Perhaps everything that frightens us is, in its deepest essence, something helpless that wants our love
--Ranier Maria Rilke
However, shining through the blog, is the amazing truth that is so often is forgotten. Emotions are neither right nor wrong...they just are. It's what we do with them that creates the right or wrong. And, since it hasn't been that long ago I climbed out of the cave of feeling nothing and caring about nothing - that's a liberating statement.

Many people are under impression that they should be happy all of the time...that if you are not happy then something is wrong with you. To quote my Father: Horse feathers! That is not what the human experience is about! Happiness is only one of the many emotions we are meant to experience. Many children are not taught how to appreciate the beautiful emotional self or how to be with feelings. As children most of us were not given an emotional vocabulary, a way to talk about our feelings. Instead we are handed a set of "standards" that have little or no relationship to the world - or emotional health: “It is weak to show emotions … Real men don’t cry … It’s not o.k. for girls to be angry.”

To re-quote what I said earlier: Emotions are neither right nor wrong...they just are. It's what we do with them that creates the right or wrong. And if people have no life vocabulary to deal with emotions, then how are they going to know what to do with them? When my Father was ill, my Mother had to develop more than just a new vocabulary for emotions, she almost had to come up with an entire new language. As I read Jesse and Yen's experiences, there is a sense of the emotional vocabulary that is growing and becoming part of the love and life experience. Would I expect all to be perfect and "wonderfully solved in 10 minutes" kind of existence? No, that kind of life exists only in TV sitcoms and Lifetime movies. But as I've learned through some spectacular personal failures, when two people are working on something, it becomes a lot easier to deal with.

Go back and re-read Yen and Jesse's blog.
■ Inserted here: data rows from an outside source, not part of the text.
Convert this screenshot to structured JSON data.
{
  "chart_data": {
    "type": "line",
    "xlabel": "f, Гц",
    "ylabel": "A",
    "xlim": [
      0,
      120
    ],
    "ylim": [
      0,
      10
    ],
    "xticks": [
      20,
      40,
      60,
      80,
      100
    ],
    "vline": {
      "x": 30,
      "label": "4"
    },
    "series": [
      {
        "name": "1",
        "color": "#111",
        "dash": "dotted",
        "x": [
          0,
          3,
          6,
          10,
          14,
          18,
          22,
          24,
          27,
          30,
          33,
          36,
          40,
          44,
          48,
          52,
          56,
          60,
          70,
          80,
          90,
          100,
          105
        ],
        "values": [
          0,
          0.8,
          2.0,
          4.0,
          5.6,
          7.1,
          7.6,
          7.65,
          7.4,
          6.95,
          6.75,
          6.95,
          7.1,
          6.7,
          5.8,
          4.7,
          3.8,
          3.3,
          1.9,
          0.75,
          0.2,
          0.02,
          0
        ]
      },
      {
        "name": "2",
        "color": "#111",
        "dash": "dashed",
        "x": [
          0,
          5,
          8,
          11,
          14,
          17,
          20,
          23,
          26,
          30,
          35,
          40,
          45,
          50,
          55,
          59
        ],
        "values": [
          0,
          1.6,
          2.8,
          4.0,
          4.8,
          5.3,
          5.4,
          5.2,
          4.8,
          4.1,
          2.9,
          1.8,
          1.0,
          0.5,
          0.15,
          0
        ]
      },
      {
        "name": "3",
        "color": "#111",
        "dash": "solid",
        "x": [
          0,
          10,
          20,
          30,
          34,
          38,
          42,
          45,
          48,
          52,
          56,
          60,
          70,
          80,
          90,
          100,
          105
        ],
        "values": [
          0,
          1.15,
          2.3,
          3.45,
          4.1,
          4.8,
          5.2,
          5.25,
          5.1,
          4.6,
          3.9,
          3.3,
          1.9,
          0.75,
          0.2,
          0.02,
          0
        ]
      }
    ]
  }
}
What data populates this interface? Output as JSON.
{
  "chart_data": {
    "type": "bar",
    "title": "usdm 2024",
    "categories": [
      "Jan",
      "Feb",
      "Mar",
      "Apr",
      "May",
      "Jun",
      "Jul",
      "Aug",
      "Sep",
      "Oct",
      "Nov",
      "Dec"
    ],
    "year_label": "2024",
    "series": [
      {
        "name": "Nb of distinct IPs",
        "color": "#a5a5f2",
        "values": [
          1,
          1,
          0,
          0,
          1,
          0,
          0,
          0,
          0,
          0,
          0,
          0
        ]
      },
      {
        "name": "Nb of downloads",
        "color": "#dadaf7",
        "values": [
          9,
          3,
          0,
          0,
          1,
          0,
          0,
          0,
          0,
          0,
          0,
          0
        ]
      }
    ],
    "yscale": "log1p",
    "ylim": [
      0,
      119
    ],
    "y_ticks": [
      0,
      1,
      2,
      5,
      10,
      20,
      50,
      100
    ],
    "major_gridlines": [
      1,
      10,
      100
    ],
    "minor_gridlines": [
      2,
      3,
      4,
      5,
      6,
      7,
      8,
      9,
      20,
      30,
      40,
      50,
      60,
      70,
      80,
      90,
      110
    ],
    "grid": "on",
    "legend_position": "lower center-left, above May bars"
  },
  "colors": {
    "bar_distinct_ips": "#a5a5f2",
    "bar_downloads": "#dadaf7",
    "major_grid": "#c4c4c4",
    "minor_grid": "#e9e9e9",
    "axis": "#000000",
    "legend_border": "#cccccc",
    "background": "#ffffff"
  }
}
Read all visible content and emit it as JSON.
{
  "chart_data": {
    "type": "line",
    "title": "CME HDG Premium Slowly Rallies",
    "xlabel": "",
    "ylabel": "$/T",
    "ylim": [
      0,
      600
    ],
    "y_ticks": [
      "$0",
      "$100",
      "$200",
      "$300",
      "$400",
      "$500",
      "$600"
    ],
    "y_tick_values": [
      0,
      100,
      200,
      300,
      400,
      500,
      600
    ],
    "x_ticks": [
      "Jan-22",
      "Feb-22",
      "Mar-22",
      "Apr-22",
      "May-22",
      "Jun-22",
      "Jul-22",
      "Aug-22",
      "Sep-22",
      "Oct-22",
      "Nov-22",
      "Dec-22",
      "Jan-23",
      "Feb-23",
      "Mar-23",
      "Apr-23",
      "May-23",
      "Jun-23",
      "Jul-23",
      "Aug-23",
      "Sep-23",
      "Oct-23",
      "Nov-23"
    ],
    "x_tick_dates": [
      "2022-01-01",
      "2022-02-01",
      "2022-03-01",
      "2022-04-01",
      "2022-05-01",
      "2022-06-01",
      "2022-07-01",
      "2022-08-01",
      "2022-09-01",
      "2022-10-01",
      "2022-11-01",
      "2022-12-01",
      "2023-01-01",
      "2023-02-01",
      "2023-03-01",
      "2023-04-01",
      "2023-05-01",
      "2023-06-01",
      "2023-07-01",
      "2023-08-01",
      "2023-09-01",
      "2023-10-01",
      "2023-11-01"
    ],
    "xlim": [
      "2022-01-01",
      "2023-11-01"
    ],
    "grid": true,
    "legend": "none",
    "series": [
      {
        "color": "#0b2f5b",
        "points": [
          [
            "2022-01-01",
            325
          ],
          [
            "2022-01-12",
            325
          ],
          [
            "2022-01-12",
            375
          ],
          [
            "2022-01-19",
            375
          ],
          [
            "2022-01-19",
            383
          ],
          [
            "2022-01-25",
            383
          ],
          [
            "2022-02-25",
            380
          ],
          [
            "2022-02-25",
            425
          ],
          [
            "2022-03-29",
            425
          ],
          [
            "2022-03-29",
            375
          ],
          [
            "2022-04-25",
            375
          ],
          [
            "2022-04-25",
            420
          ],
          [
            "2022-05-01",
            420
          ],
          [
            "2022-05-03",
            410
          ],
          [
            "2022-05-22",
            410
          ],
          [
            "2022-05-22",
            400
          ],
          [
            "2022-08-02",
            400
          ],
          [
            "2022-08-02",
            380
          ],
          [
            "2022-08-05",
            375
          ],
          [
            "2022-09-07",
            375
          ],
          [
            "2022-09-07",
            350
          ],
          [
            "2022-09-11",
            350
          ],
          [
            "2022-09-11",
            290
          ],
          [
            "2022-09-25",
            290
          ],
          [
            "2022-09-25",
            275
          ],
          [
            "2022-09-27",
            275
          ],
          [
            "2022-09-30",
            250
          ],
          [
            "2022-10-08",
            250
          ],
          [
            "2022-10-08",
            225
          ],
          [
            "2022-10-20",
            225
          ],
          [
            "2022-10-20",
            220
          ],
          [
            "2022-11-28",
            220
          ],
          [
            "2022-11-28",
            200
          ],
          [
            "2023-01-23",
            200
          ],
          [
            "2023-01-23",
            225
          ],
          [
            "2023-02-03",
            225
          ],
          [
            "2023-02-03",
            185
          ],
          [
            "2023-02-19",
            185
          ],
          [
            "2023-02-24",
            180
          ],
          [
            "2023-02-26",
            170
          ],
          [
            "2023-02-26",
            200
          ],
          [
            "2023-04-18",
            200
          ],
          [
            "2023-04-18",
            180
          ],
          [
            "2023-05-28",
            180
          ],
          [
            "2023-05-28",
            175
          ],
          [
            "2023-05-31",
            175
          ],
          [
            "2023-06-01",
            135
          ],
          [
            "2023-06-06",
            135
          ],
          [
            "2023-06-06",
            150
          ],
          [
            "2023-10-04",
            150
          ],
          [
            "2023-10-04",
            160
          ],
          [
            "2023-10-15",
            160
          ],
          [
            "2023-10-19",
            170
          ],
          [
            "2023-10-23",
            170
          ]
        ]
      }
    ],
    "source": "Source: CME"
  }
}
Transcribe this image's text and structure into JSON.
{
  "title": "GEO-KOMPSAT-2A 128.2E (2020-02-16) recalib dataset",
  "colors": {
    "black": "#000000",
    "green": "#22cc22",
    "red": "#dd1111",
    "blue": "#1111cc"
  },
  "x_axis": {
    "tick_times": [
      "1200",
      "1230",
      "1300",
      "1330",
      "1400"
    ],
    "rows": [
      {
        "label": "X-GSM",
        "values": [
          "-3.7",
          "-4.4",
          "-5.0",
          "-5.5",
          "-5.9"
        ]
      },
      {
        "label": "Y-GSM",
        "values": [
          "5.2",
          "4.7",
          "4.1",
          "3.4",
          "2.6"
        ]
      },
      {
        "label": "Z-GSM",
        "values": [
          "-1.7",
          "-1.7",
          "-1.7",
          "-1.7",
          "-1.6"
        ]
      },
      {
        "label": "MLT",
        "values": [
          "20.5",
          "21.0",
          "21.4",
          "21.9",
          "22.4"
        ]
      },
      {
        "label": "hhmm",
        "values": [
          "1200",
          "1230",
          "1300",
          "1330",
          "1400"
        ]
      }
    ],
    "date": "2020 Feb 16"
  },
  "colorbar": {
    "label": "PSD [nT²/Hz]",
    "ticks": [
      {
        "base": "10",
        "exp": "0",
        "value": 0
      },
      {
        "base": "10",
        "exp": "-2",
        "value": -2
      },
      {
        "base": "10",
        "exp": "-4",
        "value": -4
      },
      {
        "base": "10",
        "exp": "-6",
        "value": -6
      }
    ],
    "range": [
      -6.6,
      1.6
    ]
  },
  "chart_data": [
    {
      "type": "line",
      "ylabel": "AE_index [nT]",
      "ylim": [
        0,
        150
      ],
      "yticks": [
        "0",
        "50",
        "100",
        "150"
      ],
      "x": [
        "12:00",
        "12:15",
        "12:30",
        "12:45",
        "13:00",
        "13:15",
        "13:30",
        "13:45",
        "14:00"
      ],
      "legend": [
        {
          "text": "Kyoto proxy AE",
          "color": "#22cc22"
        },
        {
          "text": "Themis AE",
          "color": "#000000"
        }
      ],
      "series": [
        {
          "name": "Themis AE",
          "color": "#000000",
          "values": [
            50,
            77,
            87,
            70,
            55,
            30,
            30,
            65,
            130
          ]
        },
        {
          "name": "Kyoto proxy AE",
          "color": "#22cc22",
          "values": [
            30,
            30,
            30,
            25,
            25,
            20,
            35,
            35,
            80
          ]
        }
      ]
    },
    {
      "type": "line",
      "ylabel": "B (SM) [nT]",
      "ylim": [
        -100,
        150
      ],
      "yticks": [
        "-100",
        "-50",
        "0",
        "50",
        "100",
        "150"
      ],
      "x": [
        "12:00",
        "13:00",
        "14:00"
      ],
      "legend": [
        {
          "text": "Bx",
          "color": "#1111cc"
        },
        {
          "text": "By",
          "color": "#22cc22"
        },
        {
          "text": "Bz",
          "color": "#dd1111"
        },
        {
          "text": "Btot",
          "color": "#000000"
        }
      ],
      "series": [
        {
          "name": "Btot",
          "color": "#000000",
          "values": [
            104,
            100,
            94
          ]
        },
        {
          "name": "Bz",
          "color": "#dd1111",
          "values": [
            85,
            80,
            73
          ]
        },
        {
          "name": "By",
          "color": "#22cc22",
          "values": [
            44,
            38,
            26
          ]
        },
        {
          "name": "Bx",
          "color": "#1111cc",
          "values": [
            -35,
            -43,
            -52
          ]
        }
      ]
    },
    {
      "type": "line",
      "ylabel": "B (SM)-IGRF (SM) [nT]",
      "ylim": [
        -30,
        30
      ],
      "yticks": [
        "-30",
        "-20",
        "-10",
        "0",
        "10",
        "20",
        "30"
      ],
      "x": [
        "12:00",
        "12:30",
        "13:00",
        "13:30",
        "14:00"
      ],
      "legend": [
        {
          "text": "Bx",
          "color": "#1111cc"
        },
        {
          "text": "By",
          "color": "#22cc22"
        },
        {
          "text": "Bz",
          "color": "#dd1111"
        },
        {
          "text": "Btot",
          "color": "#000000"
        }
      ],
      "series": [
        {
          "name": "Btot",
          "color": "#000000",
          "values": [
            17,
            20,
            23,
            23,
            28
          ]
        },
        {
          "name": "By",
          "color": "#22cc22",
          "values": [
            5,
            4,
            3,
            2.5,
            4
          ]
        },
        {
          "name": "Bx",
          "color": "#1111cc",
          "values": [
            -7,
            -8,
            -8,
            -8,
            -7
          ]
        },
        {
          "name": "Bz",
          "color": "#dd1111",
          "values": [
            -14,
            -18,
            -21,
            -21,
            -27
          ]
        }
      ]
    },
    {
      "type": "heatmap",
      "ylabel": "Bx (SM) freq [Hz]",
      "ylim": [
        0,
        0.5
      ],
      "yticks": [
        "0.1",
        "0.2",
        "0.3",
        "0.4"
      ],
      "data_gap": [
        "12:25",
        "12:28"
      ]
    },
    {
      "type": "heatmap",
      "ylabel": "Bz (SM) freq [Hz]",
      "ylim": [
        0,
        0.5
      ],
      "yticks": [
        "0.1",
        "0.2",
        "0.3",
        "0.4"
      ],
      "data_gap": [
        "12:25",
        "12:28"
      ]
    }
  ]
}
The emotional is there - but the solutions and/or understandings of the emotions are there as well. And I am grateful to be a small part of their life, love and emotions. To be able to share in my own small way their journey together. That's a wonderful phrase isn't it - journey together. The transparency that is there is a strong reminder to me about being transparent to my friends - and hopefully, eventually to someone to love - for better or worse, for richer or poorer, in sickness and in health.

But in the long run -
shouldn't we do that with everyone we care about?